Est « haram » dans la religion musulmane, ce qui est à la fois interdit et sacré, ce qui relève du péché ou du tabou, et entre ainsi dans un dispositif de contrôle social des comportements, comme tout ce qui relève d’une norme. Dans le film d’Antoine Desrosières, il s’agit d’un sujet topique s’il en est : l’initiation à la sexualité ou plus précisément, au discours sur la sexualité chez deux jeunes sœurs d’origine maghrébine, dans un idéal-type de « cité » de banlieue. A l’heure sinon des « premiers désirs » du moins de leur premier aveu et à l’époque des sites de rencontre ou de « chatroulette », qu’est-il permis de penser, de dire et de faire, notamment quand on porte le voile ?

Ce moyen-métrage de 40 minutes aborde nombre de sujets épineux et importants, à un moment où la société française se crispe, entre libéralisation sociétale et tentations conservatrices, avec la peur de l’intégrisme islamique en épouvantail pas toujours fantasmé. Mais au-delà de la liberté de ton consistant à donner une parole aux filles et à leurs désirs, il faut voir surtout un formidable prétexte à comédie pour un exercice de cinéma particulièrement efficace.

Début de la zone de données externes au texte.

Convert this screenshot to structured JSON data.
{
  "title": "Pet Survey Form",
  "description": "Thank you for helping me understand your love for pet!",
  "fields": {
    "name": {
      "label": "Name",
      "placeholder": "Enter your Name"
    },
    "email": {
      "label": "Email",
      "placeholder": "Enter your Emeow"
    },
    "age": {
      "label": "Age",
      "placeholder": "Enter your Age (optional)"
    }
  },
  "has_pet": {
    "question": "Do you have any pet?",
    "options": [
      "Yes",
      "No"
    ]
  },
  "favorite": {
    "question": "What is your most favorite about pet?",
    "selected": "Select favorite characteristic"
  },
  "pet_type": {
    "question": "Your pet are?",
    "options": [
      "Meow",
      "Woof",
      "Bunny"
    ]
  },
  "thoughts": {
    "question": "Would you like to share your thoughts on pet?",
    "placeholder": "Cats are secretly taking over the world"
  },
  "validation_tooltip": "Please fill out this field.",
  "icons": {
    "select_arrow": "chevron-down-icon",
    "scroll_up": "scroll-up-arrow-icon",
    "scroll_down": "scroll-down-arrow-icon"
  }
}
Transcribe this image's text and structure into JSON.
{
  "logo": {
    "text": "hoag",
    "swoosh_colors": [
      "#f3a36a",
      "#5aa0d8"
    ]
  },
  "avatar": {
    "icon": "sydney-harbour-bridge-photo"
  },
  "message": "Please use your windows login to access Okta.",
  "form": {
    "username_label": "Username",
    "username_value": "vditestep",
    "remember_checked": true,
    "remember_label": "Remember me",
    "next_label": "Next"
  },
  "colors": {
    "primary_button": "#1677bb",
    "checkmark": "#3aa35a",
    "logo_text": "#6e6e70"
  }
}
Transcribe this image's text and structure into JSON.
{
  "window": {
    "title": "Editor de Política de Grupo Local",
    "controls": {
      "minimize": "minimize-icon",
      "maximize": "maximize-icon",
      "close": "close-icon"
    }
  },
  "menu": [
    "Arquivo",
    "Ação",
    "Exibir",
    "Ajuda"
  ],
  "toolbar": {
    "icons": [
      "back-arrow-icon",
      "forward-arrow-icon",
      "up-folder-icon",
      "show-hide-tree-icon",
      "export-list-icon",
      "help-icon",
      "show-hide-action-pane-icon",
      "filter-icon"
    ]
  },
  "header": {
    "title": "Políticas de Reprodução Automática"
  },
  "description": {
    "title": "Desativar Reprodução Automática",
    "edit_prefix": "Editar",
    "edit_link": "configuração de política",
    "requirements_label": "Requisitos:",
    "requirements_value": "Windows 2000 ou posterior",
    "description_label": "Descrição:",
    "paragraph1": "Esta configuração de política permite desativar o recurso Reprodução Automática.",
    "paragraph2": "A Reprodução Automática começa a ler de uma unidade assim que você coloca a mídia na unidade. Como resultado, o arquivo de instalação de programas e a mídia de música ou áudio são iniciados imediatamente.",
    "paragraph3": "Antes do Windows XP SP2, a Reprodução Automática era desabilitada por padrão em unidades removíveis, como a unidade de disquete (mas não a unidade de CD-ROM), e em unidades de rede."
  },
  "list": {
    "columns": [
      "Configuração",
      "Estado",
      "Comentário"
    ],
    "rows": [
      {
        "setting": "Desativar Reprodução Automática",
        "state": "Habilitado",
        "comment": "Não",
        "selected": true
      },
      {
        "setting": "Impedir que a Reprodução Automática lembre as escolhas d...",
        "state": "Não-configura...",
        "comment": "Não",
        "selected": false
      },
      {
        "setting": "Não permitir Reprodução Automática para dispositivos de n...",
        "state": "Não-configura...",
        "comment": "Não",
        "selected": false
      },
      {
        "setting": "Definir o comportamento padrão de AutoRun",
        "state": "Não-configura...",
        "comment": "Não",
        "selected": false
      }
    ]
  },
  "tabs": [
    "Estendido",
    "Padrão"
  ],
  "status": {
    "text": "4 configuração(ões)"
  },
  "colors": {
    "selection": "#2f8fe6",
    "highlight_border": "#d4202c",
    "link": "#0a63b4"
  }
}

Le réalisateur Antoine Desrosières, loin d’être un novice, est notamment l’auteur de deux long-métrages, dont A la belle étoile (1933) avec Mathieu Demy, Julie Gayet et Chiara Mastroianni.

Pour Haramiste, il recourt à travail d’écriture collective, à base de répétitions, comme certaines troupes théâtrales, chez Joël Pommerat par exemple, ou comme Mike Leigh (Another Year). Cette approche permet aux comédiennes de créer pleinement leur personnage, puisqu’elles sont coauteures de leurs dialogues, et permet une dose d’improvisation cadrée pour arriver à un naturel confondant. Ainsi que l’exprime Desrosières, seule la fiction peut permettre cet effet d’hyperréalisme, avec acteurs libres en totale créativité.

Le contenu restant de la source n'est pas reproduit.